In questo periodo mi trovo a lavorare con dei turni che mi portano fuori metà giornata, o al mattino o di pomeriggio, e in questi periodi di mia assenza, apparte quando è all’asilo, sta con il nonno, che adora.
Ed è proprio lui a farmi notare che quando sono insieme Luca è un angelo, trova degli spazi autonomi in cui fare le sue cose, segue il nonno nelle attività in cui è possibile farlo, ecc.. il problema sta nel mio ritorno: è li che il bimbo inizia a fare tutto quello che è stato indicato come da “non fare”, con le poche regole necessarie, dettate specialmente dalla sicurezza e io mi affanno a cercare di tamponare questo suo non ascoltarmi, con scarsi risultati.
Anzi con dei sorrisi da furbetto ripete e reitera sempre di più quelle azioni. io penso che sia voglia di attenzione da parte mia che non gli nego di essere preso quando lo richiede, al mattino, prima di iniziare la giornata me lo tengo nel lettone un pò con me, ma mi chiedo se, come sostiene mio padre, dovrei essere più ferma con lui che si approfitta della mia dolcezza…
Mi piacerebbe conoscere la vostra opinione.
Rebecca, mamma appassionata!

Cara Rebecca,
leggendo la sua mail ci siamo posti alcuni interrogativi.
Innanzitutto non ci è chiaro se nella vita del bambino è presente anche un papà.
Sembrerebbe infatti che le due figure con funzione genitoriale nei confronti del piccolo Luca siano lei e suo padre, con le ambiguità e le difficoltà che questa situazione comporta se non vengono ben definiti e leggittimati i ruoli.
Probabilmente lei riconosce maggiore competenza ed esperienza a suo padre e lascia quindi che sia lui a definire le regole per Luca (“… il bimbo inizia a fare tutto quello che è stato indicato come da “non fare”, con le poche regole necessarie, dettate specialmente dalla sicurezza…”) ed è sempre lui che valuta – benevolmente – le sue mancanze (“… mi chiedo se, come sostiene mio padre, dovrei essere più ferma con lui…”).
In questo modo però lei resta incastrata nel suo ruolo di figlia che non le permette di assumere a pieno titolo quello di madre (forse anche perchè si sente indebolita o in difetto a causa dell’assenza o poca presenza del padre?).
D’altra parte Luca, come tutti i bambini della sua età, sta imparando a conoscere il mondo, sperimenta comportamenti diversi a seconda dei contesti e delle persone e, come un “piccolo stratega”, individua le falle e le incoerenze di chi lo circonda e, un pò provocatoriamente, sfida gli adulti che si prendono cura di lui, anche per riuscire a definire il suo livello di autonomia e comprendere quali sono le regole che normano il mondo intorno a lui.

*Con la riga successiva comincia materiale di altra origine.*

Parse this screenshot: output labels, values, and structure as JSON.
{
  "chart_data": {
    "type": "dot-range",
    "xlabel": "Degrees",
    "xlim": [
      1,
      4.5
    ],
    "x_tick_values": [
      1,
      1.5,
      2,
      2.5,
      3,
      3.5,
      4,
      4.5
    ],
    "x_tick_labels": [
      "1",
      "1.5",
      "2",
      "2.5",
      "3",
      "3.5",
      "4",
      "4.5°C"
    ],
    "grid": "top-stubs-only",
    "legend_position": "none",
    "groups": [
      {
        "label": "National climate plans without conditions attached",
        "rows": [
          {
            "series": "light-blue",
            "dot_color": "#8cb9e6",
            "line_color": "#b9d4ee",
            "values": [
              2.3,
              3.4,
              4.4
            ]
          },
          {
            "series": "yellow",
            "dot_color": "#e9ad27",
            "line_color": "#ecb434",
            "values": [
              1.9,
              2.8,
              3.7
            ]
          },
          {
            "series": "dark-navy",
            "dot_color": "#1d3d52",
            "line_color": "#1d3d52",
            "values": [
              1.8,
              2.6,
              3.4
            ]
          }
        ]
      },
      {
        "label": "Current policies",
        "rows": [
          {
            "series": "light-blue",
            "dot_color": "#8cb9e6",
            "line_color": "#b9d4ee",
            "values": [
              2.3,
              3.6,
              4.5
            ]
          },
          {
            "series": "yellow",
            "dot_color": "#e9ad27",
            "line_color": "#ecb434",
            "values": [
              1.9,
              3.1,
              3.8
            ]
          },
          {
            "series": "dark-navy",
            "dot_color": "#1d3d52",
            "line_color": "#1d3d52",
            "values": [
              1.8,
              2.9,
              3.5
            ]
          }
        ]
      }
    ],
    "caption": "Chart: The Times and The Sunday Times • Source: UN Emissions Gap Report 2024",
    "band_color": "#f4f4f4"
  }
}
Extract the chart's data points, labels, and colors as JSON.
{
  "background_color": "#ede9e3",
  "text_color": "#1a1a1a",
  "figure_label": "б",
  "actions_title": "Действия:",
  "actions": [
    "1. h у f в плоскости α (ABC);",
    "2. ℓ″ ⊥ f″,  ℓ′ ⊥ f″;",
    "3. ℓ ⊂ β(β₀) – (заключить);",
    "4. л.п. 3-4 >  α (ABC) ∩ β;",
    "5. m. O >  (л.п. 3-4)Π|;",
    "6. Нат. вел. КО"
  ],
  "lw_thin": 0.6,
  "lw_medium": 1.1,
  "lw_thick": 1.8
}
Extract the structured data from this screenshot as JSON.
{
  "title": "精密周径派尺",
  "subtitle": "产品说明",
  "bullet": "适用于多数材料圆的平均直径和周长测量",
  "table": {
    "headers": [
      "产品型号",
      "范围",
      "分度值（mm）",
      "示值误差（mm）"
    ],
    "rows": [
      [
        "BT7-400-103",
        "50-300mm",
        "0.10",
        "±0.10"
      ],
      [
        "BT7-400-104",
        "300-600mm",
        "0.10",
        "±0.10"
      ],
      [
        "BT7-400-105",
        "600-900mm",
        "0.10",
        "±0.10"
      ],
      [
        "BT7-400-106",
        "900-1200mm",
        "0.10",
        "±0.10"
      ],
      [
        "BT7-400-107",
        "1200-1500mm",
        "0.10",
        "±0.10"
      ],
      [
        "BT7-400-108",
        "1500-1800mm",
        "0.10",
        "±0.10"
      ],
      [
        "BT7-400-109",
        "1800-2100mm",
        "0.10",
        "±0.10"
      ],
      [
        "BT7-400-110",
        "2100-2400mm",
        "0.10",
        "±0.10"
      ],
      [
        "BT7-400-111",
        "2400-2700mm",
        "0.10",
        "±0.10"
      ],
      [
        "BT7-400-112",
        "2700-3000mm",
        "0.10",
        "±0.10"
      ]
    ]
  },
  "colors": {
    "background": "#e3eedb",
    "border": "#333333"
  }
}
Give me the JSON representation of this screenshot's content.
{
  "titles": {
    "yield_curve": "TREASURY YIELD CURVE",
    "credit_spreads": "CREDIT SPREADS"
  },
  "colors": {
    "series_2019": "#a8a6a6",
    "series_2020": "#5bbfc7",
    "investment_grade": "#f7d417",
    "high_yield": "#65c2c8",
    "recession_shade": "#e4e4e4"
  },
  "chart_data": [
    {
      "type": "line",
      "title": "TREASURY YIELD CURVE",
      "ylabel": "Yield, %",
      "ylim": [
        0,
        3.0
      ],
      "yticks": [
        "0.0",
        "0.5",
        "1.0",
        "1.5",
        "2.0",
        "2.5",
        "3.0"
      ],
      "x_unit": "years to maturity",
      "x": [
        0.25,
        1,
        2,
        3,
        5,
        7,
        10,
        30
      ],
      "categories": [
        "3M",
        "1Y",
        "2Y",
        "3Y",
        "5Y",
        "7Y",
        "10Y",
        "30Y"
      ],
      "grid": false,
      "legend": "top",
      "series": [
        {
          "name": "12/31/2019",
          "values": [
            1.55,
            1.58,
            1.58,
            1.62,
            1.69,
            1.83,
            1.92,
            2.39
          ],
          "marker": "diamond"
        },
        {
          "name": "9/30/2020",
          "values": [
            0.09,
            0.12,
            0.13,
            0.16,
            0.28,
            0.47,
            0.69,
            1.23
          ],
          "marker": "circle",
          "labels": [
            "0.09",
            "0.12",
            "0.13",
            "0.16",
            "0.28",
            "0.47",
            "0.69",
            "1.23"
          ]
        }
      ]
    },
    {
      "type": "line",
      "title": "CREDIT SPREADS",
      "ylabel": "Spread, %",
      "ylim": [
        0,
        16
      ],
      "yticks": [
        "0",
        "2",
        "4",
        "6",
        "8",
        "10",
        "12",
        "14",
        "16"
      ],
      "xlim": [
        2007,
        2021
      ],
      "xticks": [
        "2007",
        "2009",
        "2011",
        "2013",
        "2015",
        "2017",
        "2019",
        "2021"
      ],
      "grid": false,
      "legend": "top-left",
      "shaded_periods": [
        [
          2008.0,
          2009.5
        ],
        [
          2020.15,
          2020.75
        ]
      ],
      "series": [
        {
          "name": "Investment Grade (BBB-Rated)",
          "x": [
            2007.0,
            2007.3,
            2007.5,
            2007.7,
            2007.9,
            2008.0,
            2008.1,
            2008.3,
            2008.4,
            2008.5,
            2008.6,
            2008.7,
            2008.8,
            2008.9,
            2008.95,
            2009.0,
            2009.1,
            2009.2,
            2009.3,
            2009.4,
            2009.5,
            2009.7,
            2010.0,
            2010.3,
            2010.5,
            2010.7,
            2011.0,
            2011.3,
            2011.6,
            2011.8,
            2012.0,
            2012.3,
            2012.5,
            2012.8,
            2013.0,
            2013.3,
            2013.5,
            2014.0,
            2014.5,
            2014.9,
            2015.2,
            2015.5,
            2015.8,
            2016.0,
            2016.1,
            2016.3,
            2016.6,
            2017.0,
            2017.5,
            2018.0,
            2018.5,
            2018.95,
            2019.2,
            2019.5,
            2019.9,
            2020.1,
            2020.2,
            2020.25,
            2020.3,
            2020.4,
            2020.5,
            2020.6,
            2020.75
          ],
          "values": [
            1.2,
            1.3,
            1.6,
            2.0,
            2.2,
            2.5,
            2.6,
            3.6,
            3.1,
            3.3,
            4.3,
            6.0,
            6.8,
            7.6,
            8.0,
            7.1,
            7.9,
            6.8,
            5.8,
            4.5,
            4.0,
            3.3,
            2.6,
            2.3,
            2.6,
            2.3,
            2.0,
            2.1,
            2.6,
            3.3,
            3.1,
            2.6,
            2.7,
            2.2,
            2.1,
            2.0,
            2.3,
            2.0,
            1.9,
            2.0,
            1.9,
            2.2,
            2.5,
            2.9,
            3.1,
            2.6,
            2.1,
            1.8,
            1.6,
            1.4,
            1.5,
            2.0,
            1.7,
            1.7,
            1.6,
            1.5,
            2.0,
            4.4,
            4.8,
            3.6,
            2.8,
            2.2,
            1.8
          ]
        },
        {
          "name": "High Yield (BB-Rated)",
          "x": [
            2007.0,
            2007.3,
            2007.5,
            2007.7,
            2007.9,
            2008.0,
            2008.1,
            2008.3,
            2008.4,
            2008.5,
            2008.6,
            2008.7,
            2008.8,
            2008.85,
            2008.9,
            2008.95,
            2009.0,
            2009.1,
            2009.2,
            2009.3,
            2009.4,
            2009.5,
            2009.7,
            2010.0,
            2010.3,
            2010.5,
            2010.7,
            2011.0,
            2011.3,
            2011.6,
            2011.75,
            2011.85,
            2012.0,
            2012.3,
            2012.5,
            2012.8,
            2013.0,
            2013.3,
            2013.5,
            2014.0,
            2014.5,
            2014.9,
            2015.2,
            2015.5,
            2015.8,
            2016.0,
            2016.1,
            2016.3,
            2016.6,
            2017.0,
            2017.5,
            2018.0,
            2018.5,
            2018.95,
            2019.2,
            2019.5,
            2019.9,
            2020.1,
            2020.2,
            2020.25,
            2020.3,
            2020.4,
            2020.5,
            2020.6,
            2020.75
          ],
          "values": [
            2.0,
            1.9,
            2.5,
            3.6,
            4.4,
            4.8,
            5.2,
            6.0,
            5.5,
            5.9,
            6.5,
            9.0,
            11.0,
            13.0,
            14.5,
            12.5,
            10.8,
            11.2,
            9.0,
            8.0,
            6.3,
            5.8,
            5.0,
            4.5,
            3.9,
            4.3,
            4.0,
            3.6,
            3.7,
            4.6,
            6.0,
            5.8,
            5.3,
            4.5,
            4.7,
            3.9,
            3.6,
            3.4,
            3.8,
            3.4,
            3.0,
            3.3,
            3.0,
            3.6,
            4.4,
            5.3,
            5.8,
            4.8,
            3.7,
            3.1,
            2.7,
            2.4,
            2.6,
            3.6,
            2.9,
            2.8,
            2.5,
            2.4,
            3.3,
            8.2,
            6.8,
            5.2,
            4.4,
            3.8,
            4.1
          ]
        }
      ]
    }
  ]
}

Deve essere lei, Rebecca, che detta le regole per il bambino, a cui suo papà deve adattarsi, e non viceversa. In tal modo Luca capirà ben presto che la sua mamma ha le idee chiare su cosa è giusto e cosa è sbagliato per lui e probabilmente interiorizzerà più facilmente gli insegnamenti che lei vorrà dargli.


Ricordiamo che lo Studio di Psicologia Relazionale offre la possibilità di avere un primo colloquio gratuito (individuale o di coppia) con una psicoterpeuta familiare su appuntamento.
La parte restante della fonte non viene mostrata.